Title : Early-life gut microbiome signatures associated with growth failure in infants with congenital heart defects
Abstract:
Background: Infants with Congenital Heart Defects (CHD) frequently experience growth failure and metabolic disturbances that cannot be fully explained by hemodynamic factors alone. Increasing evidence suggests that early-life gut microbiome dysbiosis may contribute to impaired nutrient utilization, inflammation, and adverse clinical outcomes.
Objective: To investigate gut microbiome signatures and their association with metabolic alterations, inflammation, and growth outcomes in neonates with CHD.

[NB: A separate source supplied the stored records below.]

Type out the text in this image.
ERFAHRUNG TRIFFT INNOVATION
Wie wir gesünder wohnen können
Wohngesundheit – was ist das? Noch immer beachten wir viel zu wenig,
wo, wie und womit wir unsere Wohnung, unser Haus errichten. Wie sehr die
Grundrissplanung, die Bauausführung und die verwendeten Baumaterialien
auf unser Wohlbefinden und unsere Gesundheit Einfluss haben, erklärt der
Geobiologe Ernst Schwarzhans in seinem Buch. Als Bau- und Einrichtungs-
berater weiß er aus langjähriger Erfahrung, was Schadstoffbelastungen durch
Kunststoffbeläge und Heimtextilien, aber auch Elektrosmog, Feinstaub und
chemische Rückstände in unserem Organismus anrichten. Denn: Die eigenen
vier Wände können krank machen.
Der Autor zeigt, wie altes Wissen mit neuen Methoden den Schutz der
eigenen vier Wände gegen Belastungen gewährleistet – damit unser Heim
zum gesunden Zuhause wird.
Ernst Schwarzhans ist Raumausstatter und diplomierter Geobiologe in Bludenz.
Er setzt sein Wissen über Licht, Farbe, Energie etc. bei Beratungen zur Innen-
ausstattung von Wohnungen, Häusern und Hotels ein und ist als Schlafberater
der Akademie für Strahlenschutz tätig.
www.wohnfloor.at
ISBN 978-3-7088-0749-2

Methods: A cohort of 150 neonates with CHD and 50 healthy controls was studied using deep metagenomic sequencing and metabolomic profiling of paired fecal samples. Microbial composition, functional potential, and genetic variability were analyzed. The intestinal virome was characterized to assess viral–bacterial interactions. Anthropometric indices were evaluated using WHO Z-scores. Statistical analyses included multivariate regression, correlation analysis (Spearman’s ρ), and mediation modeling.

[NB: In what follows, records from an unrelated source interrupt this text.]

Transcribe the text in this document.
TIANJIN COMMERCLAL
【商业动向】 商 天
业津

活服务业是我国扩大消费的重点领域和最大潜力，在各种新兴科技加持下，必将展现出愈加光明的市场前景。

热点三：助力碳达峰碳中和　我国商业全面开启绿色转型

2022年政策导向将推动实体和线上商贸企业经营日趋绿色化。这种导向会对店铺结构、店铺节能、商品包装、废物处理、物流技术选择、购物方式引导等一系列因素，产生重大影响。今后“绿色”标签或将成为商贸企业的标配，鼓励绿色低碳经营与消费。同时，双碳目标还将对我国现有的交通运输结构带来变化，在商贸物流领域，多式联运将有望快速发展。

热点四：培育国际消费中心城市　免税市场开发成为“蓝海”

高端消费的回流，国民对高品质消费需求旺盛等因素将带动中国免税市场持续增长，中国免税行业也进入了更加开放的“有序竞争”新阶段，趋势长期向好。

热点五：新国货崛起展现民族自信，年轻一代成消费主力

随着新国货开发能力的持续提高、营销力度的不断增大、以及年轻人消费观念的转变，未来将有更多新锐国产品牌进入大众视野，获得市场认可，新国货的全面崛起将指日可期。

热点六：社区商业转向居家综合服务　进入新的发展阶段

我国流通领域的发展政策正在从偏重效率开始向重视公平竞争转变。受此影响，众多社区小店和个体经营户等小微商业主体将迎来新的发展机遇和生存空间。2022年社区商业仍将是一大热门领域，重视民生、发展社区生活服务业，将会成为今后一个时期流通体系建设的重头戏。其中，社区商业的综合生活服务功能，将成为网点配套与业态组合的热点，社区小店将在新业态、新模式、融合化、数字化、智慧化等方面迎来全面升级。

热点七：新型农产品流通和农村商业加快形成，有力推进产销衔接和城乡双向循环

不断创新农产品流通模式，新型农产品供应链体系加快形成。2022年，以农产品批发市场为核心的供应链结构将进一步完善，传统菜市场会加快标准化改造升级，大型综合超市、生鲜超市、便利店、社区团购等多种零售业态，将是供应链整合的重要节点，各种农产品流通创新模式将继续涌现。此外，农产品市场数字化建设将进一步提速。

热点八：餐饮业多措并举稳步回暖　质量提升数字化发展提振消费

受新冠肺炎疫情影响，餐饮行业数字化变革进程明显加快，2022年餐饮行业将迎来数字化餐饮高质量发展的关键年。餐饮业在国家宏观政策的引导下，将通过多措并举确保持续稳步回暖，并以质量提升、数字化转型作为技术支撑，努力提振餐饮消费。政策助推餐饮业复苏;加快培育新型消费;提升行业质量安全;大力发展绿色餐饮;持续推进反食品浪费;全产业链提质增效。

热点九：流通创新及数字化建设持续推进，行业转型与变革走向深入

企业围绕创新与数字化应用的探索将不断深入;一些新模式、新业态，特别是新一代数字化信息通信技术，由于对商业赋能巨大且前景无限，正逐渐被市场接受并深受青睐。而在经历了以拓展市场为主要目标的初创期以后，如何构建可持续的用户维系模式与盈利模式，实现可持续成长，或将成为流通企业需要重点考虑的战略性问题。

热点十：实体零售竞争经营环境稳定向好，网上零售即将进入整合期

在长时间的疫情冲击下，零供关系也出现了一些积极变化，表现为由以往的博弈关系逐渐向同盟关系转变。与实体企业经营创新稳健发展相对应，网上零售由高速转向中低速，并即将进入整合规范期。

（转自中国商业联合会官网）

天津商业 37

Results: Infants with CHD demonstrated significant gut microbiome dysbiosis, with a reduction in Bifidobacterium abundance (median relative abundance 12.4% vs. 28.7% in controls, p<0.001) and overgrowth of Enterococcus (18.9% vs. 6.3%, p<0.001). These alterations were associated with lower weight-for-age Z-scores (−1.9±0.6 vs. −0.8±0.4, p<0.01). Reduced Bifidobacterium levels correlated positively with short-chain fatty acid concentrations (ρ=0.62, p<0.001), whereas Enterococcus abundance showed a strong positive correlation with inflammatory markers (ρ=0.58, p<0.001). Genetic variability within these taxa was linked to altered metabolic pathways involved in carbohydrate fermentation and energy production. Virome analysis revealed a stable core dominated by Siphoviridae, contributing to microbial community restructuring through modulation of bacterial adaptation. In subgroup analysis, elevated Enterococcus abundance was associated with increased risk of adverse surgical outcomes (OR=2.8; 95% CI: 1.5-5.2; p=0.002). Mediation analysis indicated that Enterococcus overgrowth accounted for approximately 34% of the effect on intestinal barrier dysfunction and systemic inflammation.

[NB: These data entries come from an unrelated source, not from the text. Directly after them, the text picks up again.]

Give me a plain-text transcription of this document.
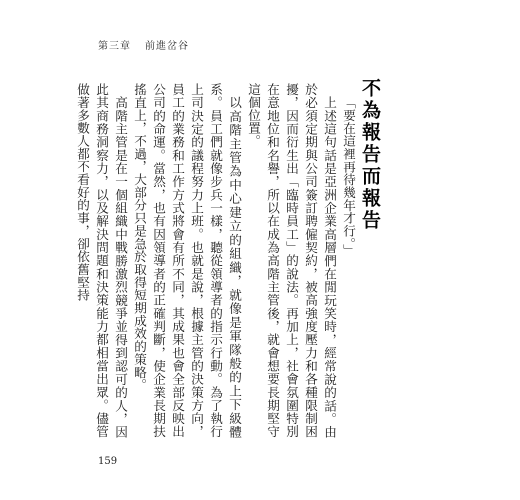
第三章 前進岔谷
不為報告而報告

「要在這裡再待幾年才行。」

上述這句話是亞洲企業高層們在閒玩笑時，經常說的話。由於必須定期與公司簽訂聘僱契約，被高強度壓力和各種限制困擾，因而衍生出「臨時員工」的說法。再加上，社會氛圍特別在意地位和名譽，所以在成為高階主管後，就會想要長期堅守這個位置。

以高階主管為中心建立的組織，就像是軍隊般的上下級體系。員工們就像步兵一樣，聽從領導者的指示行動。為了執行上司決定的議程努力上班。也就是說，根據主管的決策方向，員工的業務和工作方式將會有所不同，其成果也會全部反映出公司的命運。當然，也有因領導者的正確判斷，使企業長期扶搖直上，不過，大部分只是急於取得短期成效的策略。

高階主管是在一個組織中戰勝激烈競爭並得到認可的人，因此其商務洞察力，以及解決問題和決策能力都相當出眾。儘管做著多數人都不看好的事，卻依舊堅持

159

Conclusion: Gut microbiome dysbiosis in early life, characterized by depletion of beneficial bacteria and expansion of opportunistic taxa, is strongly associated with metabolic impairment, inflammation, and growth failure in infants with CHD. These findings highlight the microbiome as a potential therapeutic target for improving clinical outcomes and supporting growth and immune homeostasis.